Film reviews: Brutal and unflinching revenge thriller

You Were Never Really Here, picture PA.
You Were Never Really Here, picture PA.


Based on Jonathan Ames’ novella of the same title, You Were Never Really Here is a brutal and unflinching revenge thriller, which allows writer-director Lynne Ramsay to plumb the murky depths of the human condition on the mean streets of modern-day New York.

She conjures a nightmarish vision of exploitation and degradation behind closed doors that has us biting our nails down to the cuticles, seen through the eyes of a traumatised war veteran (Joaquin Phoenix), who is hired to rescue a teenage girl (Ekaterina Samsonov) from sex slavery.

It is a masterclass in tightly coiled suspense.

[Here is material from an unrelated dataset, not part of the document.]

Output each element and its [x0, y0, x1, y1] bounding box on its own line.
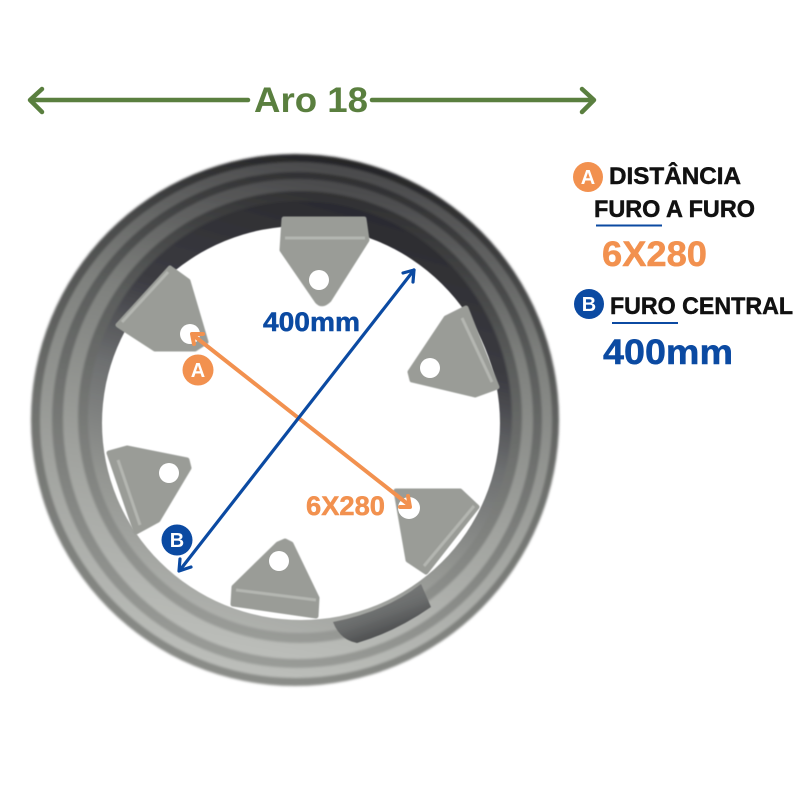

Phoenix delivers a fearless and, at times, heartbreaking performance as a broken man, whose quest for redemption seems to be leading him down the road to hell.

Ramsay captures her protagonist’s nightmarish and woozy odyssey in a clinical, unfussy manner that sends trickles of cold sweat down the spine.


Nuclear families go into meltdown in writer-director Brian Taylor’s deranged horror comedy, which conceives a sick and twisted battle of wits between two children (Anne Winters, Zackary Arthur) and their blood-crazed parents (Nicolas Cage, Selma Blair).

Retro opening titles accompanied by Dusty Springfield’s rendition of Yesterday When I Was Young perfectly set the scene for wanton carnage in leafy suburbia.

Mom And Dad is an entertaining and loopy satire on modern family values, which allows Cage to play unhinged at maximum volume. Horror fans will delight at generous splashes of gore including one icky scene with a coat hanger.

Writer-director Taylor’s penchant for flashbacks dissipates dramatic tension at critical moments but at 86 minutes, his film doesn’t outstay its welcome.